To be sure, some supposed miracles are explainable through natural causes. (A cynic could easily dismiss the  Eucharistic miracle of Siena, for example, as a 200-year old fraud perpetrated by priests.) But then there are phenomena which cannot be disproved, such as the Eucharistic miracle of Lanciano. In the eighth century at the rite of Consecration, a piece of bread was transformed into fresh human flesh (from the heart muscle), and wine was transformed into five pellets of human blood (which all weigh the same, despite being of different sizes.) Scientific tests have been performed on this miracle, which have failed to provide an adequate naturalistic explanation for it.
And then there is the famous incident of the sun dancing at Fatima, predicted by three uneducated schoolchildren after an appearance from the Blessed Mother. Richard Dawkins, one of the supposed intellectual deans of the atheist movement, was reduced to gibbering idiocy when trying to explain away the famous miracle of Fatima:
“It may seem improbable that seventy thousand people could simultaneously be deluded, or could simultaneously collude in a mass lie. Or that history is mistaken in recording that seventy thousand people claimed to see the sun dance. Or that they all simultaneously saw a mirage (they had been persuaded to stare at the sun, which can’t have done much for their eyesight.) But any of those apparent probabilities is far more probable than the alternative: that the Earth was suddenly yanked sideways in its orbit, and the solar system destroyed, with nobody outside Fatima noticing."

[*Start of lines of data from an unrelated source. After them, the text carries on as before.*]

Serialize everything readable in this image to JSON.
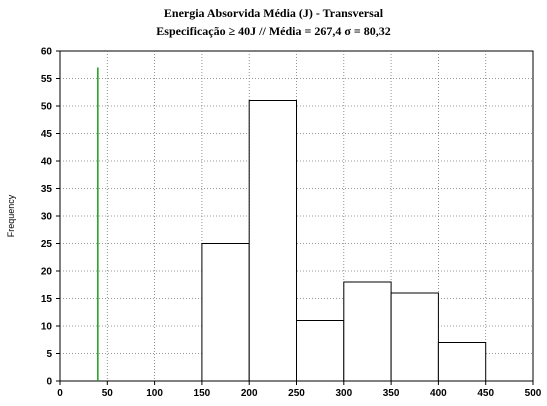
{
  "chart_data": {
    "type": "bar",
    "title": "Energia Absorvida Média (J) - Transversal",
    "subtitle": "Especificação ≥ 40J  // Média = 267,4    σ = 80,32",
    "xlabel": "",
    "ylabel": "Frequency",
    "xlim": [
      0,
      500
    ],
    "ylim": [
      0,
      60
    ],
    "x_ticks": [
      0,
      50,
      100,
      150,
      200,
      250,
      300,
      350,
      400,
      450,
      500
    ],
    "y_ticks": [
      0,
      5,
      10,
      15,
      20,
      25,
      30,
      35,
      40,
      45,
      50,
      55,
      60
    ],
    "bins": [
      {
        "from": 150,
        "to": 200,
        "value": 25
      },
      {
        "from": 200,
        "to": 250,
        "value": 51
      },
      {
        "from": 250,
        "to": 300,
        "value": 11
      },
      {
        "from": 300,
        "to": 350,
        "value": 18
      },
      {
        "from": 350,
        "to": 400,
        "value": 16
      },
      {
        "from": 400,
        "to": 450,
        "value": 7
      }
    ],
    "spec_line": {
      "x": 40,
      "y_top": 57,
      "color": "#1a9e1a"
    },
    "grid": true,
    "bar_fill": "#ffffff",
    "bar_stroke": "#000000"
  }
}
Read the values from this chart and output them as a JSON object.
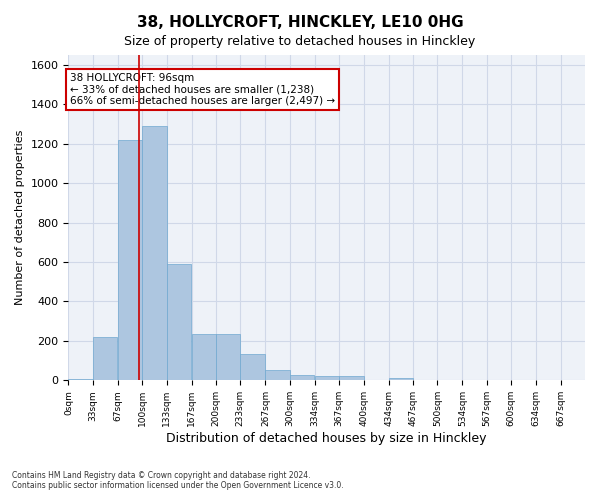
{
  "title_line1": "38, HOLLYCROFT, HINCKLEY, LE10 0HG",
  "title_line2": "Size of property relative to detached houses in Hinckley",
  "xlabel": "Distribution of detached houses by size in Hinckley",
  "ylabel": "Number of detached properties",
  "footnote": "Contains HM Land Registry data © Crown copyright and database right 2024.\nContains public sector information licensed under the Open Government Licence v3.0.",
  "bins": [
    0,
    33,
    67,
    100,
    133,
    167,
    200,
    233,
    267,
    300,
    334,
    367,
    400,
    434,
    467,
    500,
    534,
    567,
    600,
    634,
    667
  ],
  "bar_values": [
    5,
    220,
    1220,
    1290,
    590,
    235,
    235,
    135,
    50,
    25,
    20,
    20,
    0,
    10,
    0,
    0,
    0,
    0,
    0,
    0
  ],
  "bar_color": "#adc6e0",
  "bar_edge_color": "#6fa8d0",
  "grid_color": "#d0d8e8",
  "bg_color": "#eef2f8",
  "property_size": 96,
  "red_line_color": "#cc0000",
  "annotation_text": "38 HOLLYCROFT: 96sqm\n← 33% of detached houses are smaller (1,238)\n66% of semi-detached houses are larger (2,497) →",
  "annotation_box_color": "white",
  "annotation_box_edge": "#cc0000",
  "ylim": [
    0,
    1650
  ],
  "yticks": [
    0,
    200,
    400,
    600,
    800,
    1000,
    1200,
    1400,
    1600
  ],
  "tick_labels": [
    "0sqm",
    "33sqm",
    "67sqm",
    "100sqm",
    "133sqm",
    "167sqm",
    "200sqm",
    "233sqm",
    "267sqm",
    "300sqm",
    "334sqm",
    "367sqm",
    "400sqm",
    "434sqm",
    "467sqm",
    "500sqm",
    "534sqm",
    "567sqm",
    "600sqm",
    "634sqm",
    "667sqm"
  ]
}
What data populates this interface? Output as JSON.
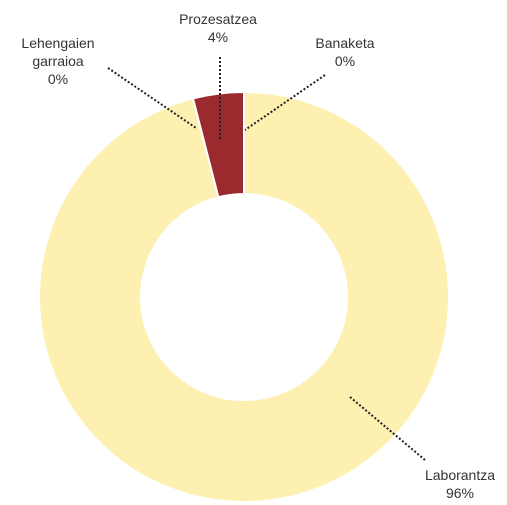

This is a gross misrepresentation of what happened at Fatima - no Catholic believes that the solar system was destroyed by the miracle of Fatima. which was a localized phenomena. But it is telling that one of the luminaries of the atheist movement was reduced to arguing that belief in any natural explanation of the miracle, no matter how impossible, was more likely than the barest possibility of supernatural influence.